Alex is opening the talk showing a clear exponential growth in Astronomy (LSST and the petabyte example generation). Data generated from sensors keep growing like crazy. Images have more and more resolution. Hopkin’s databases started with the digital sky initiative, with generated 3 terabytes of data in the 90’s, and the number keep growing up to the point of LSST which will be forced to dump images because is not possible to store all of them. SkyServer is base on SQL server and .NET, serving the 3 terabytes, serving SQL queries reaching 15 millions queries recently. Alex presented a revision of the usage and data delivery. They are planning to anonymize the log and make it publicly available. Then, he switched gears toward the immersive turbulence project that seeks to generate high resolution turbulence images. Again they are storing the information on a SQL server. Moving gears to SkyQuery. A federating web services to build a join query on the fly, but the problem is some join results turn out to be unfeasible. The revision of projects then moved to “Life under your feet”, a non intrusive way to measure environments. The key component is the aggregation and drill down mode for exploring those aggregates down to a sensor level. Another one, OncoSpace, oncology treatment evolution based on the comparison of images of the same patients and their evolutions across time, again implemented on the same SQL server.
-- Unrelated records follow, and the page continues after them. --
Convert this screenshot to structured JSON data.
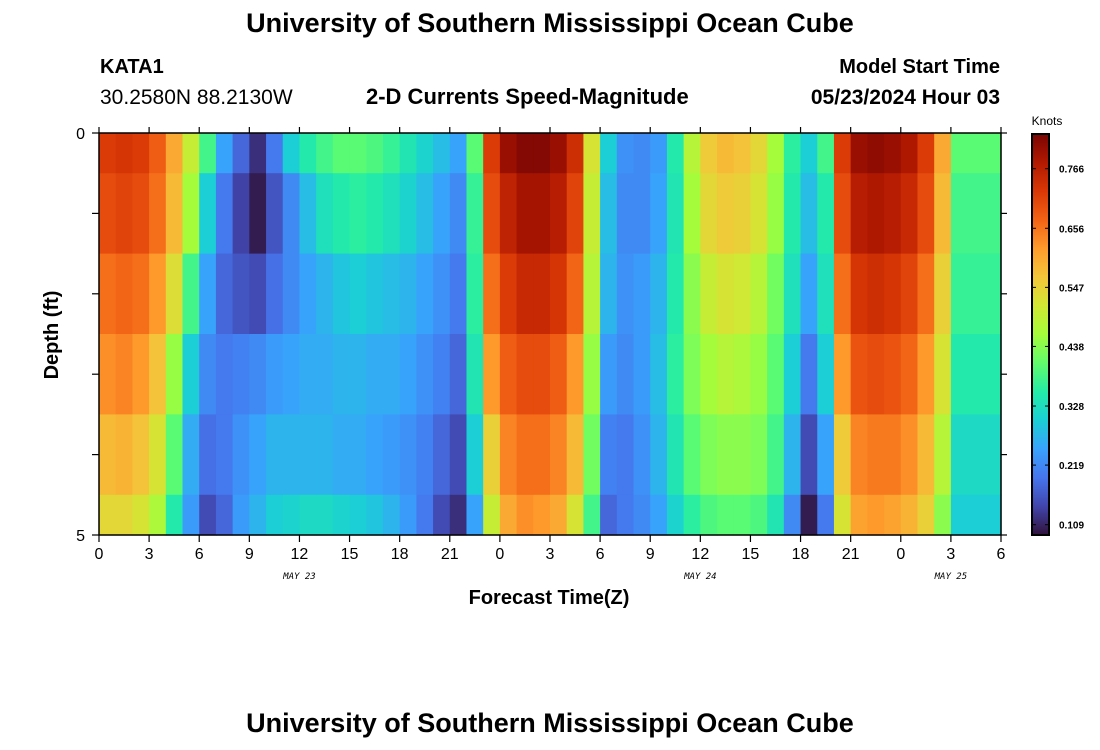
{
  "header": {
    "title": "University of Southern Mississippi Ocean Cube",
    "station": "KATA1",
    "coordinates": "30.2580N  88.2130W",
    "subtitle": "2-D Currents Speed-Magnitude",
    "model_start_label": "Model Start Time",
    "model_start_time": "05/23/2024 Hour 03"
  },
  "footer": {
    "title": "University of Southern Mississippi Ocean Cube"
  },
  "chart_data": {
    "type": "heatmap",
    "xlabel": "Forecast Time(Z)",
    "ylabel": "Depth (ft)",
    "colorbar_label": "Knots",
    "x_tick_labels": [
      "0",
      "3",
      "6",
      "9",
      "12",
      "15",
      "18",
      "21",
      "0",
      "3",
      "6",
      "9",
      "12",
      "15",
      "18",
      "21",
      "0",
      "3",
      "6"
    ],
    "date_labels": [
      {
        "text": "MAY 23",
        "hour": 12
      },
      {
        "text": "MAY 24",
        "hour": 36
      },
      {
        "text": "MAY 25",
        "hour": 51
      }
    ],
    "x_range_hours": [
      0,
      54
    ],
    "y_tick_labels": [
      "0",
      "5"
    ],
    "y_range": [
      0,
      5
    ],
    "depth_bins": [
      "0-0.5",
      "0.5-1.5",
      "1.5-2.5",
      "2.5-3.5",
      "3.5-4.5",
      "4.5-5"
    ],
    "colorbar_ticks": [
      0.109,
      0.219,
      0.328,
      0.438,
      0.547,
      0.656,
      0.766
    ],
    "color_range": [
      0.09,
      0.83
    ],
    "colorscale": [
      "#30123b",
      "#4145ab",
      "#4675ed",
      "#39a2fc",
      "#1bcfd4",
      "#24eca6",
      "#61fc6c",
      "#a4fc3b",
      "#d1e834",
      "#f3c63a",
      "#fe9b2d",
      "#f36315",
      "#d93806",
      "#b11901",
      "#7a0403"
    ],
    "speed_profiles_surface_to_bottom": [
      {
        "hour": 0,
        "values": [
          0.72,
          0.7,
          0.66,
          0.63,
          0.58,
          0.54
        ]
      },
      {
        "hour": 1,
        "values": [
          0.73,
          0.71,
          0.67,
          0.64,
          0.59,
          0.54
        ]
      },
      {
        "hour": 2,
        "values": [
          0.72,
          0.7,
          0.66,
          0.62,
          0.57,
          0.52
        ]
      },
      {
        "hour": 3,
        "values": [
          0.68,
          0.66,
          0.62,
          0.57,
          0.52,
          0.47
        ]
      },
      {
        "hour": 4,
        "values": [
          0.6,
          0.58,
          0.53,
          0.45,
          0.4,
          0.35
        ]
      },
      {
        "hour": 5,
        "values": [
          0.5,
          0.46,
          0.38,
          0.3,
          0.26,
          0.24
        ]
      },
      {
        "hour": 6,
        "values": [
          0.38,
          0.3,
          0.25,
          0.22,
          0.19,
          0.15
        ]
      },
      {
        "hour": 7,
        "values": [
          0.25,
          0.2,
          0.18,
          0.2,
          0.2,
          0.18
        ]
      },
      {
        "hour": 8,
        "values": [
          0.18,
          0.14,
          0.16,
          0.21,
          0.23,
          0.24
        ]
      },
      {
        "hour": 9,
        "values": [
          0.12,
          0.1,
          0.15,
          0.22,
          0.25,
          0.27
        ]
      },
      {
        "hour": 10,
        "values": [
          0.2,
          0.16,
          0.19,
          0.24,
          0.27,
          0.3
        ]
      },
      {
        "hour": 11,
        "values": [
          0.3,
          0.22,
          0.22,
          0.25,
          0.27,
          0.31
        ]
      },
      {
        "hour": 12,
        "values": [
          0.35,
          0.28,
          0.25,
          0.26,
          0.27,
          0.32
        ]
      },
      {
        "hour": 13,
        "values": [
          0.38,
          0.33,
          0.27,
          0.26,
          0.27,
          0.32
        ]
      },
      {
        "hour": 14,
        "values": [
          0.4,
          0.35,
          0.29,
          0.27,
          0.26,
          0.31
        ]
      },
      {
        "hour": 15,
        "values": [
          0.4,
          0.36,
          0.3,
          0.27,
          0.26,
          0.3
        ]
      },
      {
        "hour": 16,
        "values": [
          0.39,
          0.35,
          0.29,
          0.26,
          0.25,
          0.29
        ]
      },
      {
        "hour": 17,
        "values": [
          0.37,
          0.33,
          0.28,
          0.26,
          0.24,
          0.27
        ]
      },
      {
        "hour": 18,
        "values": [
          0.34,
          0.31,
          0.27,
          0.25,
          0.23,
          0.24
        ]
      },
      {
        "hour": 19,
        "values": [
          0.31,
          0.28,
          0.25,
          0.23,
          0.21,
          0.2
        ]
      },
      {
        "hour": 20,
        "values": [
          0.28,
          0.25,
          0.23,
          0.21,
          0.18,
          0.15
        ]
      },
      {
        "hour": 21,
        "values": [
          0.25,
          0.22,
          0.2,
          0.18,
          0.15,
          0.12
        ]
      },
      {
        "hour": 22,
        "values": [
          0.4,
          0.37,
          0.36,
          0.34,
          0.3,
          0.25
        ]
      },
      {
        "hour": 23,
        "values": [
          0.72,
          0.7,
          0.66,
          0.62,
          0.55,
          0.5
        ]
      },
      {
        "hour": 24,
        "values": [
          0.8,
          0.76,
          0.72,
          0.68,
          0.64,
          0.6
        ]
      },
      {
        "hour": 25,
        "values": [
          0.82,
          0.79,
          0.75,
          0.7,
          0.66,
          0.63
        ]
      },
      {
        "hour": 26,
        "values": [
          0.82,
          0.79,
          0.75,
          0.7,
          0.66,
          0.62
        ]
      },
      {
        "hour": 27,
        "values": [
          0.8,
          0.77,
          0.73,
          0.68,
          0.64,
          0.6
        ]
      },
      {
        "hour": 28,
        "values": [
          0.74,
          0.71,
          0.67,
          0.62,
          0.58,
          0.52
        ]
      },
      {
        "hour": 29,
        "values": [
          0.52,
          0.5,
          0.48,
          0.45,
          0.42,
          0.38
        ]
      },
      {
        "hour": 30,
        "values": [
          0.3,
          0.28,
          0.27,
          0.24,
          0.21,
          0.18
        ]
      },
      {
        "hour": 31,
        "values": [
          0.23,
          0.22,
          0.23,
          0.22,
          0.2,
          0.2
        ]
      },
      {
        "hour": 32,
        "values": [
          0.22,
          0.22,
          0.24,
          0.24,
          0.23,
          0.22
        ]
      },
      {
        "hour": 33,
        "values": [
          0.24,
          0.25,
          0.27,
          0.28,
          0.27,
          0.25
        ]
      },
      {
        "hour": 34,
        "values": [
          0.35,
          0.34,
          0.35,
          0.36,
          0.34,
          0.31
        ]
      },
      {
        "hour": 35,
        "values": [
          0.48,
          0.46,
          0.44,
          0.43,
          0.4,
          0.36
        ]
      },
      {
        "hour": 36,
        "values": [
          0.56,
          0.54,
          0.5,
          0.46,
          0.43,
          0.39
        ]
      },
      {
        "hour": 37,
        "values": [
          0.58,
          0.56,
          0.52,
          0.48,
          0.44,
          0.4
        ]
      },
      {
        "hour": 38,
        "values": [
          0.57,
          0.55,
          0.51,
          0.47,
          0.44,
          0.4
        ]
      },
      {
        "hour": 39,
        "values": [
          0.54,
          0.52,
          0.48,
          0.45,
          0.43,
          0.39
        ]
      },
      {
        "hour": 40,
        "values": [
          0.46,
          0.45,
          0.42,
          0.4,
          0.38,
          0.34
        ]
      },
      {
        "hour": 41,
        "values": [
          0.36,
          0.35,
          0.33,
          0.3,
          0.27,
          0.22
        ]
      },
      {
        "hour": 42,
        "values": [
          0.3,
          0.28,
          0.25,
          0.2,
          0.15,
          0.1
        ]
      },
      {
        "hour": 43,
        "values": [
          0.38,
          0.35,
          0.33,
          0.3,
          0.25,
          0.2
        ]
      },
      {
        "hour": 44,
        "values": [
          0.72,
          0.7,
          0.66,
          0.62,
          0.56,
          0.52
        ]
      },
      {
        "hour": 45,
        "values": [
          0.8,
          0.77,
          0.73,
          0.69,
          0.64,
          0.61
        ]
      },
      {
        "hour": 46,
        "values": [
          0.81,
          0.78,
          0.74,
          0.7,
          0.65,
          0.62
        ]
      },
      {
        "hour": 47,
        "values": [
          0.8,
          0.77,
          0.73,
          0.69,
          0.65,
          0.61
        ]
      },
      {
        "hour": 48,
        "values": [
          0.78,
          0.75,
          0.71,
          0.67,
          0.63,
          0.59
        ]
      },
      {
        "hour": 49,
        "values": [
          0.72,
          0.7,
          0.66,
          0.62,
          0.58,
          0.55
        ]
      },
      {
        "hour": 50,
        "values": [
          0.6,
          0.58,
          0.55,
          0.52,
          0.48,
          0.44
        ]
      },
      {
        "hour": 51,
        "values": [
          0.4,
          0.38,
          0.37,
          0.35,
          0.32,
          0.3
        ]
      }
    ]
  }
}
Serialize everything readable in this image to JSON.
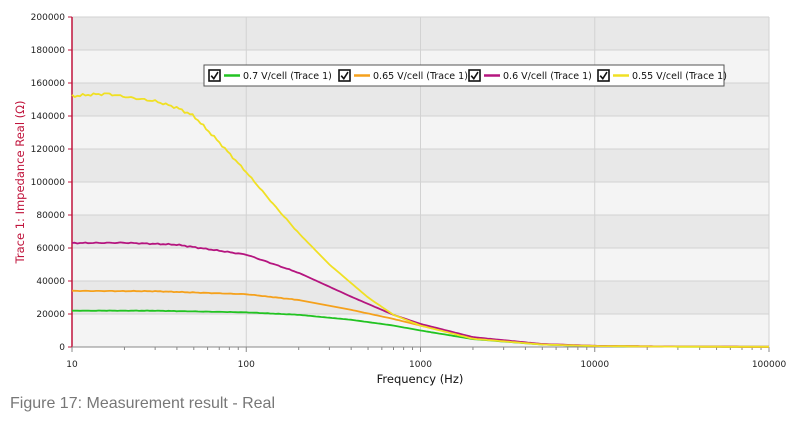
{
  "chart_data": {
    "type": "line",
    "xlabel": "Frequency (Hz)",
    "ylabel": "Trace 1: Impedance Real (Ω)",
    "xscale": "log",
    "xlim": [
      10,
      100000
    ],
    "ylim": [
      0,
      200000
    ],
    "x_ticks": [
      "10",
      "100",
      "1000",
      "10000",
      "100000"
    ],
    "y_ticks": [
      "0",
      "20000",
      "40000",
      "60000",
      "80000",
      "100000",
      "120000",
      "140000",
      "160000",
      "180000",
      "200000"
    ],
    "grid": true,
    "legend_position": "top",
    "series": [
      {
        "name": "0.7 V/cell (Trace 1)",
        "color": "#22c322",
        "x": [
          10,
          30,
          100,
          200,
          400,
          700,
          1000,
          2000,
          5000,
          10000,
          30000,
          100000
        ],
        "y": [
          22000,
          22000,
          21000,
          19500,
          16500,
          13000,
          10000,
          4800,
          1500,
          600,
          200,
          100
        ]
      },
      {
        "name": "0.65 V/cell (Trace 1)",
        "color": "#f5a11c",
        "x": [
          10,
          30,
          100,
          200,
          400,
          700,
          1000,
          2000,
          5000,
          10000,
          30000,
          100000
        ],
        "y": [
          34000,
          33800,
          32000,
          28500,
          22500,
          17000,
          13000,
          5500,
          1700,
          700,
          250,
          100
        ]
      },
      {
        "name": "0.6 V/cell (Trace 1)",
        "color": "#b5157f",
        "x": [
          10,
          20,
          40,
          100,
          200,
          400,
          700,
          1000,
          2000,
          5000,
          10000,
          30000,
          100000
        ],
        "y": [
          63000,
          63200,
          62000,
          56000,
          45000,
          30500,
          19500,
          14000,
          6000,
          1800,
          700,
          250,
          100
        ]
      },
      {
        "name": "0.55 V/cell (Trace 1)",
        "color": "#f0e024",
        "x": [
          10,
          13,
          16,
          22,
          30,
          40,
          50,
          70,
          100,
          150,
          200,
          300,
          500,
          700,
          1000,
          2000,
          5000,
          10000,
          30000,
          100000
        ],
        "y": [
          152000,
          153000,
          153500,
          151000,
          149000,
          145000,
          140000,
          124000,
          106000,
          84000,
          69000,
          50000,
          30000,
          19500,
          13000,
          5000,
          1500,
          600,
          200,
          100
        ]
      }
    ]
  },
  "figure": {
    "caption": "Figure 17: Measurement result - Real"
  }
}
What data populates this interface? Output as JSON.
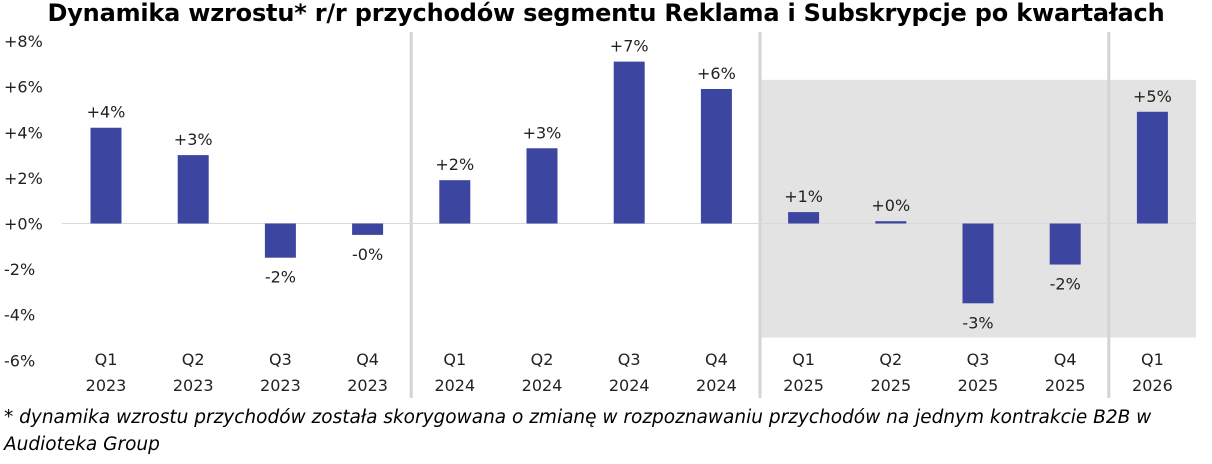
{
  "chart_data": {
    "type": "bar",
    "title": "Dynamika wzrostu* r/r przychodów segmentu Reklama i Subskrypcje po kwartałach",
    "xlabel": "",
    "ylabel": "",
    "ylim": [
      -6,
      8
    ],
    "y_ticks": [
      {
        "value": 8,
        "label": "+8%"
      },
      {
        "value": 6,
        "label": "+6%"
      },
      {
        "value": 4,
        "label": "+4%"
      },
      {
        "value": 2,
        "label": "+2%"
      },
      {
        "value": 0,
        "label": "+0%"
      },
      {
        "value": -2,
        "label": "-2%"
      },
      {
        "value": -4,
        "label": "-4%"
      },
      {
        "value": -6,
        "label": "-6%"
      }
    ],
    "categories": [
      {
        "quarter": "Q1",
        "year": "2023"
      },
      {
        "quarter": "Q2",
        "year": "2023"
      },
      {
        "quarter": "Q3",
        "year": "2023"
      },
      {
        "quarter": "Q4",
        "year": "2023"
      },
      {
        "quarter": "Q1",
        "year": "2024"
      },
      {
        "quarter": "Q2",
        "year": "2024"
      },
      {
        "quarter": "Q3",
        "year": "2024"
      },
      {
        "quarter": "Q4",
        "year": "2024"
      },
      {
        "quarter": "Q1",
        "year": "2025"
      },
      {
        "quarter": "Q2",
        "year": "2025"
      },
      {
        "quarter": "Q3",
        "year": "2025"
      },
      {
        "quarter": "Q4",
        "year": "2025"
      },
      {
        "quarter": "Q1",
        "year": "2026"
      }
    ],
    "values": [
      4.2,
      3.0,
      -1.5,
      -0.5,
      1.9,
      3.3,
      7.1,
      5.9,
      0.5,
      0.1,
      -3.5,
      -1.8,
      4.9
    ],
    "data_labels": [
      "+4%",
      "+3%",
      "-2%",
      "-0%",
      "+2%",
      "+3%",
      "+7%",
      "+6%",
      "+1%",
      "+0%",
      "-3%",
      "-2%",
      "+5%"
    ],
    "bar_color": "#3c46a0",
    "grid": false,
    "legend": "none",
    "year_dividers_after": [
      3,
      7,
      11
    ],
    "divider_color": "#d4d4d4",
    "shaded_region": {
      "from_category": 8,
      "to_category": 12,
      "y_from": -5,
      "y_to": 6.3,
      "color": "#e3e3e3"
    }
  },
  "footnote": "* dynamika wzrostu przychodów została skorygowana o zmianę w rozpoznawaniu przychodów na jednym kontrakcie B2B w Audioteka Group"
}
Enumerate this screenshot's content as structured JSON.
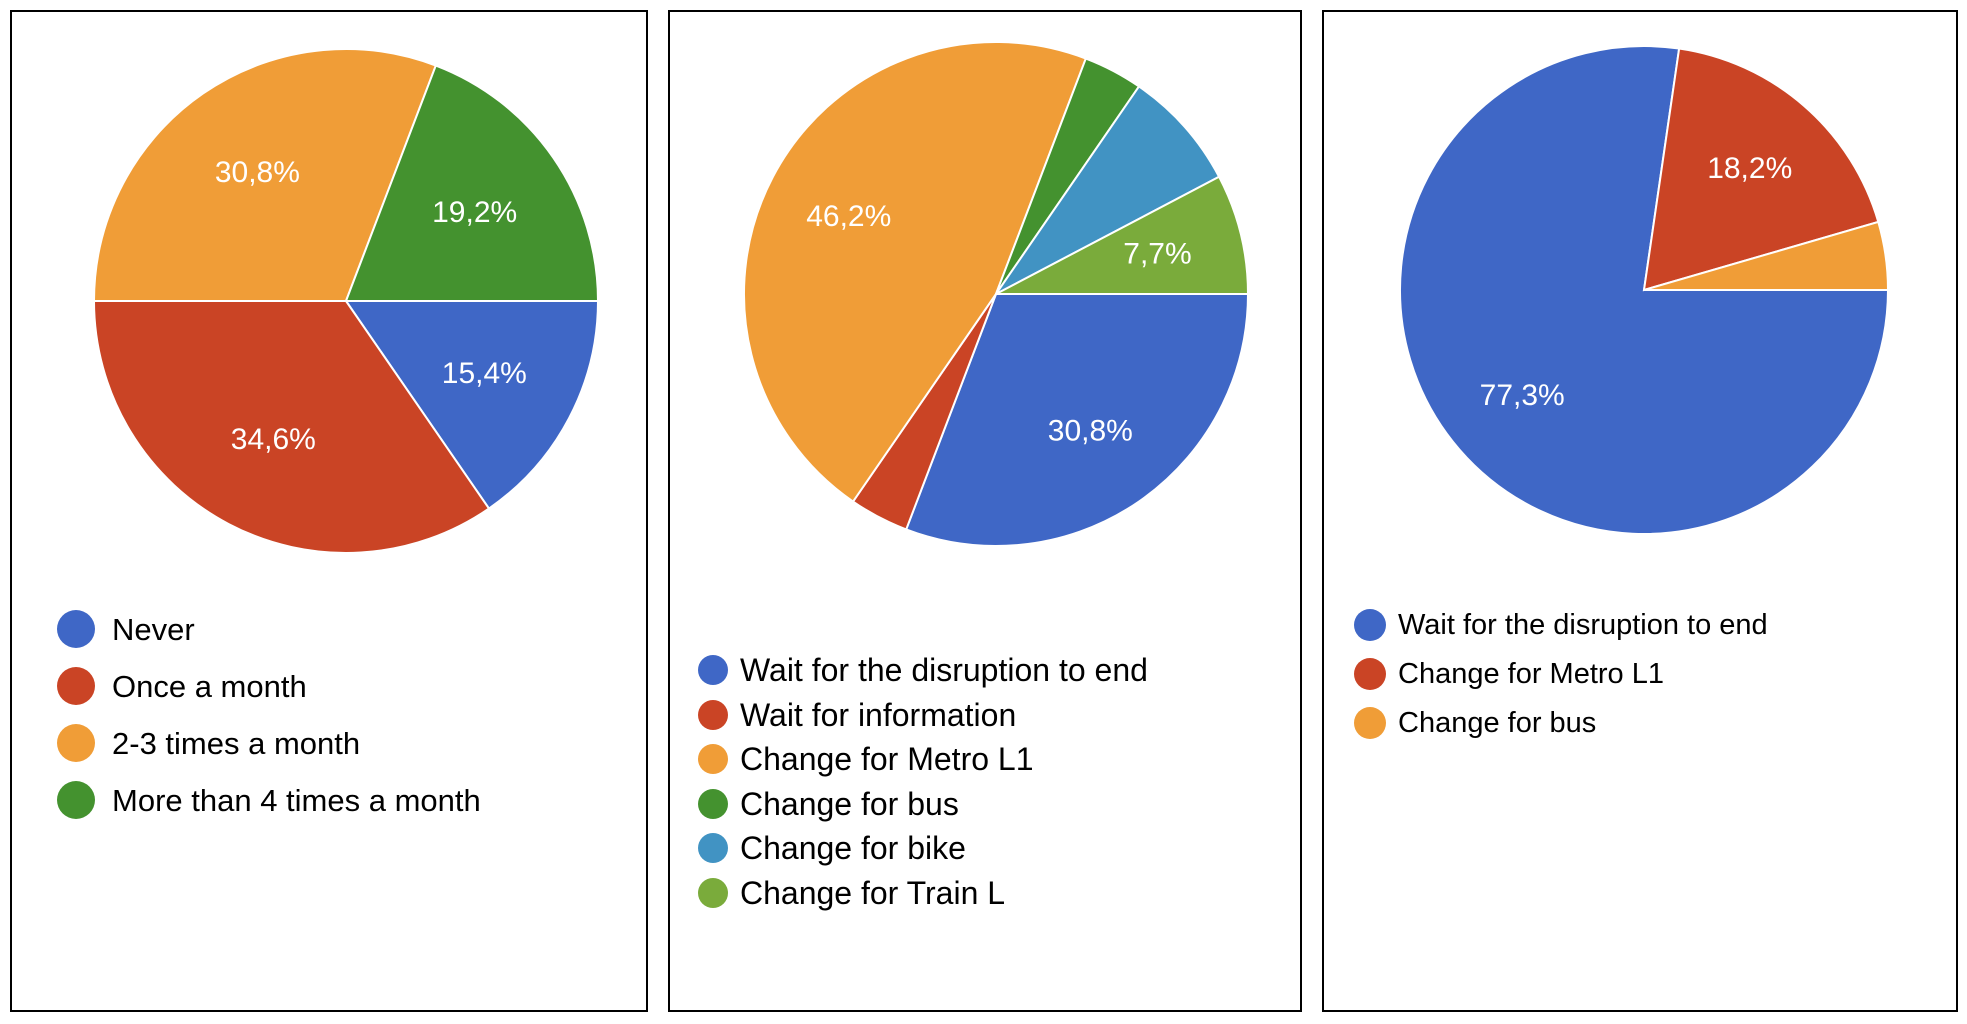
{
  "chart_data": [
    {
      "type": "pie",
      "categories": [
        "Never",
        "Once a month",
        "2-3 times a month",
        "More than 4 times a month"
      ],
      "values": [
        15.4,
        34.6,
        30.8,
        19.2
      ],
      "colors": [
        "#3f67c6",
        "#ca4425",
        "#f09d37",
        "#44922f"
      ],
      "data_labels": [
        "15,4%",
        "34,6%",
        "30,8%",
        "19,2%"
      ],
      "legend_position": "bottom"
    },
    {
      "type": "pie",
      "categories": [
        "Wait for the disruption to end",
        "Wait for information",
        "Change for Metro L1",
        "Change for bus",
        "Change for bike",
        "Change for Train L"
      ],
      "values": [
        30.8,
        3.8,
        46.2,
        3.8,
        7.7,
        7.7
      ],
      "colors": [
        "#3f67c6",
        "#ca4425",
        "#f09d37",
        "#44922f",
        "#4193c3",
        "#7aab3b"
      ],
      "data_labels": [
        "30,8%",
        "",
        "46,2%",
        "",
        "",
        "7,7%"
      ],
      "legend_position": "bottom"
    },
    {
      "type": "pie",
      "categories": [
        "Wait for the disruption to end",
        "Change for Metro L1",
        "Change for bus"
      ],
      "values": [
        77.3,
        18.2,
        4.5
      ],
      "colors": [
        "#3f67c6",
        "#ca4425",
        "#f09d37"
      ],
      "data_labels": [
        "77,3%",
        "18,2%",
        ""
      ],
      "legend_position": "bottom"
    }
  ]
}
But all this projects has commonalities, indexing and the need to extract small subsets from larger datasets. MyDQ targets to extract data from other databases and services and leave it on a relational database the user can use. Graywulf, there is no off-the-shelf solution for scientific 1000 TB of data, so the solution is to scale it out. They took the root of fragmentation and create chunks easy to manage, again using SQL server clusters. They also introduce a workflow manager to monitor and the control of it. And this led them to create a Petascale center to play with at John Hopkins University, build on Pan-Starts.